Quanto all’utopia e al fatto che la lotta possa perdere di partecipazione, Salvetti risponde con un dato di fatto incontrovertibile: «Nessuno se n’è andato da Gkn sbattendo la porta, la partecipazione rimane alta anche perché nonostante la lenta agonia a cui siamo sottoposti da Francesco Borgomeo, in 17 mesi di lotta abbiamo chiesto solo 10 settimane di cassa integrazione».

Il collettivo è comunque consapevole di essere dentro una tumultuosa «lotta contro il tempo». «Il tempo viene usato contro di noi, ogni tavolo istituzionale viene rimandato e per prendere una semplice decisione occorrono mesi». Ma anche da questo punto di vista, il collettivo Gkn è pragmatico: «Abbiamo già deciso lo strumento societario per superare la fase attuale: una cooperativa o ancor meglio l’azionariato diffuso sul territorio con una sostenibilità economica garantita dal sistema creditizio etico e solidale del territorio che anticipi gli stipendi». Banca Etica ha messo a disposizione 150 mila euro attraverso il Fondo Etica Sgr.
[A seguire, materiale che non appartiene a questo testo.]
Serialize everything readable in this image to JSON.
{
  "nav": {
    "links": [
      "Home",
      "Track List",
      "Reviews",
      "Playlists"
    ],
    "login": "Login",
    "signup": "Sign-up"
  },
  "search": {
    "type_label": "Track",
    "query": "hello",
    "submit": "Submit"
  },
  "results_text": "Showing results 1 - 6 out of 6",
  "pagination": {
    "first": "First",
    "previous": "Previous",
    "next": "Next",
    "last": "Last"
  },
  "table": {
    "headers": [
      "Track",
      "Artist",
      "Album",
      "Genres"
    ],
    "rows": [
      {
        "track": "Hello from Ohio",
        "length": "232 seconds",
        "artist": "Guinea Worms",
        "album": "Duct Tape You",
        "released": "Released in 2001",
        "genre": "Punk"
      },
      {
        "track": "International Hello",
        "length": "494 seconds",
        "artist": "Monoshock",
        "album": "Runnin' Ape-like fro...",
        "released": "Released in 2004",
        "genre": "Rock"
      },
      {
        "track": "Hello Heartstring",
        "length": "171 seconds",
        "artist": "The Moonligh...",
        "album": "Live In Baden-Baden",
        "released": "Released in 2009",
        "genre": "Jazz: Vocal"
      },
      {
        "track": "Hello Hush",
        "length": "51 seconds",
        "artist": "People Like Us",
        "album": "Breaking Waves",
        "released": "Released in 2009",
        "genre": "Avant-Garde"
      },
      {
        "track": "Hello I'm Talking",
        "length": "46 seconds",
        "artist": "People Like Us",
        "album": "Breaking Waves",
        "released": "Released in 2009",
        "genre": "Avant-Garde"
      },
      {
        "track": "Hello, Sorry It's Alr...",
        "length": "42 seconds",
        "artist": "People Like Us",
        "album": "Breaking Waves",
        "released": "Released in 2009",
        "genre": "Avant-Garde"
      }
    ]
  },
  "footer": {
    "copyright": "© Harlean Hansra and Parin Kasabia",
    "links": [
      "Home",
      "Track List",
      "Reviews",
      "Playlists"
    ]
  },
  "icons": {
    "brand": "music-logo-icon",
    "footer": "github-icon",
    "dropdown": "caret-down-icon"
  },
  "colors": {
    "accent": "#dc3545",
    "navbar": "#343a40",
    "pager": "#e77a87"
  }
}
Nel frattempo il motto «Insorgiamo» è stato il volano per le manifestazioni nazionali di Firenze, di Bologna e di Napoli e convergenze con molti movimenti che hanno portato nelle piazze decine di migliaia di persone. «Abbiamo sempre detto che puntavamo a cambiare i rapporti di forza con una pressione dal basso verso l’alto. Non chiediamo le briciole a un sistema morente ma assieme agli altri movimenti – a partire dai giovani che si battono per la giustizia climatica – puntiamo a costruire una nuova classe dirigente dal basso fatta di reticolati di competenza».